Norwegian Air Shuttle (OB:NAS) reported Q2-2025 revenue of NOK 10.3bn (cons. NOK ~10.2bn; LY: NOK 9.4bn) and PBT of NOK 1.1bn (cons. NOK 890m; LY: NOK 477m). EBIT was NOK 1.25bn — the second-highest Q2 in company history — with strong seasonal demand, improved load factors (85.2% for Norwegian, 73.9% for Widerøe) and ongoing efficiency gains. Norwegian declared its first dividend post-restructuring (NOK 0.90/share; ~NOK 950m payout).
The company’s strategic focus now centers on extracting further synergies from Widerøe through integrated networks, IT platforms, and loyalty programs, alongside cost savings under Program X (targeting NOK 1bn in savings by 2026). Management flagged strong booking momentum into H2 and noted positive macro tailwinds with falling fuel prices, a stronger NOK, and easing rates. The company now trades at ~8.0x 2026E P/E, a 20% discount to global LCC peers.
Relevant news:
Telenor (OB:TEL) has agreed to acquire EQT-owned (OM:EQT) GlobalConnect’s Norwegian B2C fiber business for NOK 6bn. The deal adds ~140,000 customer relationships, infrastructure, and local operations.
Airthings (OB:AIRX) has ended sale talks of select business units with Switzerland’s Zehnder Group over execution and timing misalignment, and now aims to finalize an asset deal with Firda (29% stake) by August. Firda has completed due diligence.
Argeo (OB:ARGEO) has paused bankruptcy proceedings after receiving interest from a major industrial player. Argeo had filed for bankruptcy after failing to secure sufficient work despite a NOK 150m capital raise in Feb-2025.

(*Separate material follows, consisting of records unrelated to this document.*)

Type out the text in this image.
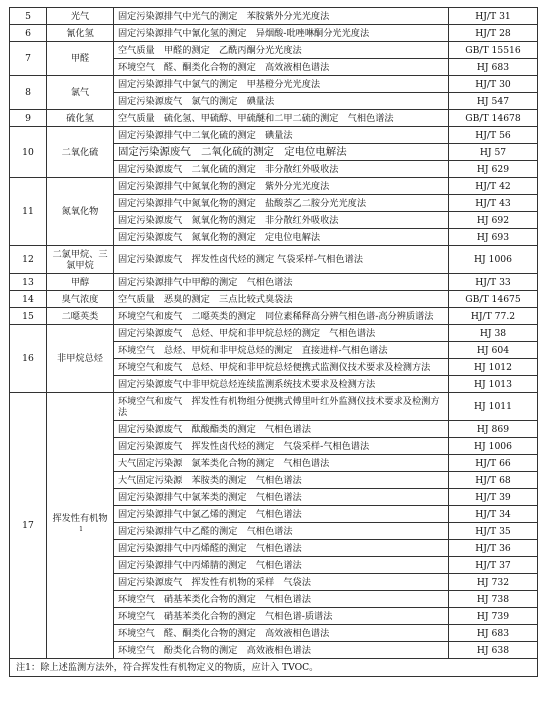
5	光气	固定污染源排气中光气的测定　苯胺紫外分光光度法	HJ/T 31
6	氰化氢	固定污染源排气中氰化氢的测定　异烟酸-吡唑啉酮分光光度法	HJ/T 28
7	甲醛	空气质量　甲醛的测定　乙酰丙酮分光光度法	GB/T 15516
		环境空气　醛、酮类化合物的测定　高效液相色谱法	HJ 683
8	氯气	固定污染源排气中氯气的测定　甲基橙分光光度法	HJ/T 30
		固定污染源废气　氯气的测定　碘量法	HJ 547
9	硫化氢	空气质量　硫化氢、甲硫醇、甲硫醚和二甲二硫的测定　气相色谱法	GB/T 14678
10	二氧化硫	固定污染源排气中二氧化硫的测定　碘量法	HJ/T 56
		固定污染源废气　二氧化硫的测定　定电位电解法	HJ 57
		固定污染源废气　二氧化硫的测定　非分散红外吸收法	HJ 629
11	氮氧化物	固定污染源排气中氮氧化物的测定　紫外分光光度法	HJ/T 42
		固定污染源排气中氮氧化物的测定　盐酸萘乙二胺分光光度法	HJ/T 43
		固定污染源废气　氮氧化物的测定　非分散红外吸收法	HJ 692
		固定污染源废气　氮氧化物的测定　定电位电解法	HJ 693
12	二氯甲烷、三氯甲烷	固定污染源废气　挥发性卤代烃的测定 气袋采样-气相色谱法	HJ 1006
13	甲醇	固定污染源排气中甲醇的测定　气相色谱法	HJ/T 33
14	臭气浓度	空气质量　恶臭的测定　三点比较式臭袋法	GB/T 14675
15	二噁英类	环境空气和废气　二噁英类的测定　同位素稀释高分辨气相色谱-高分辨质谱法	HJ/T 77.2
16	非甲烷总烃	固定污染源废气　总烃、甲烷和非甲烷总烃的测定　气相色谱法	HJ 38
		环境空气　总烃、甲烷和非甲烷总烃的测定　直接进样-气相色谱法	HJ 604
		环境空气和废气　总烃、甲烷和非甲烷总烃便携式监测仪技术要求及检测方法	HJ 1012
		固定污染源废气中非甲烷总烃连续监测系统技术要求及检测方法	HJ 1013
17	挥发性有机物$^1$	环境空气和废气　挥发性有机物组分便携式傅里叶红外监测仪技术要求及检测方法	HJ 1011
		固定污染源废气　酞酸酯类的测定　气相色谱法	HJ 869
		固定污染源废气　挥发性卤代烃的测定　气袋采样-气相色谱法	HJ 1006
		大气固定污染源　氯苯类化合物的测定　气相色谱法	HJ/T 66
		大气固定污染源　苯胺类的测定　气相色谱法	HJ/T 68
		固定污染源排气中氯苯类的测定　气相色谱法	HJ/T 39
		固定污染源排气中氯乙烯的测定　气相色谱法	HJ/T 34
		固定污染源排气中乙醛的测定　气相色谱法	HJ/T 35
		固定污染源排气中丙烯醛的测定　气相色谱法	HJ/T 36
		固定污染源排气中丙烯腈的测定　气相色谱法	HJ/T 37
		固定污染源废气　挥发性有机物的采样　气袋法	HJ 732
		环境空气　硝基苯类化合物的测定　气相色谱法	HJ 738
		环境空气　硝基苯类化合物的测定　气相色谱-质谱法	HJ 739
		环境空气　醛、酮类化合物的测定　高效液相色谱法	HJ 683
		环境空气　酚类化合物的测定　高效液相色谱法	HJ 638
注1：除上述监测方法外，符合挥发性有机物定义的物质，应计入 TVOC。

MPC Container Ships (OB:MPCC) rose after main shareholder MPC Capital increased its stake from ~16.7% to ~20.1%.
Kongsberg Gruppen (OB:KOG) reported Q2-2025 revenue of NOK 13,741m (cons. NOK 14,240m) and adjusted EBITDA of NOK 2,328m (cons. NOK 2,307m), with group margin of 15.8% (cons. 16.2%). EBITDA margin for KDA fell to 17.1% (–2.2pp YoY), while KM’s EBITDA margin declined to 13.3% (–0.8pp YoY), weighed by softer aftermarket growth (+3–7% YoY). Order intake was sound at NOK 9.8bn (KDA) and NOK 7.5bn (KM); but already fully reflected in the share price.
TGS (OB:TGS) issued a weak Q2-2025 trading update with produced revenue of USD 306m (cons. USD 394m), missing expectations due to delays in multi-client licensing and operational issues on contract projects. The company is set to report on July 17.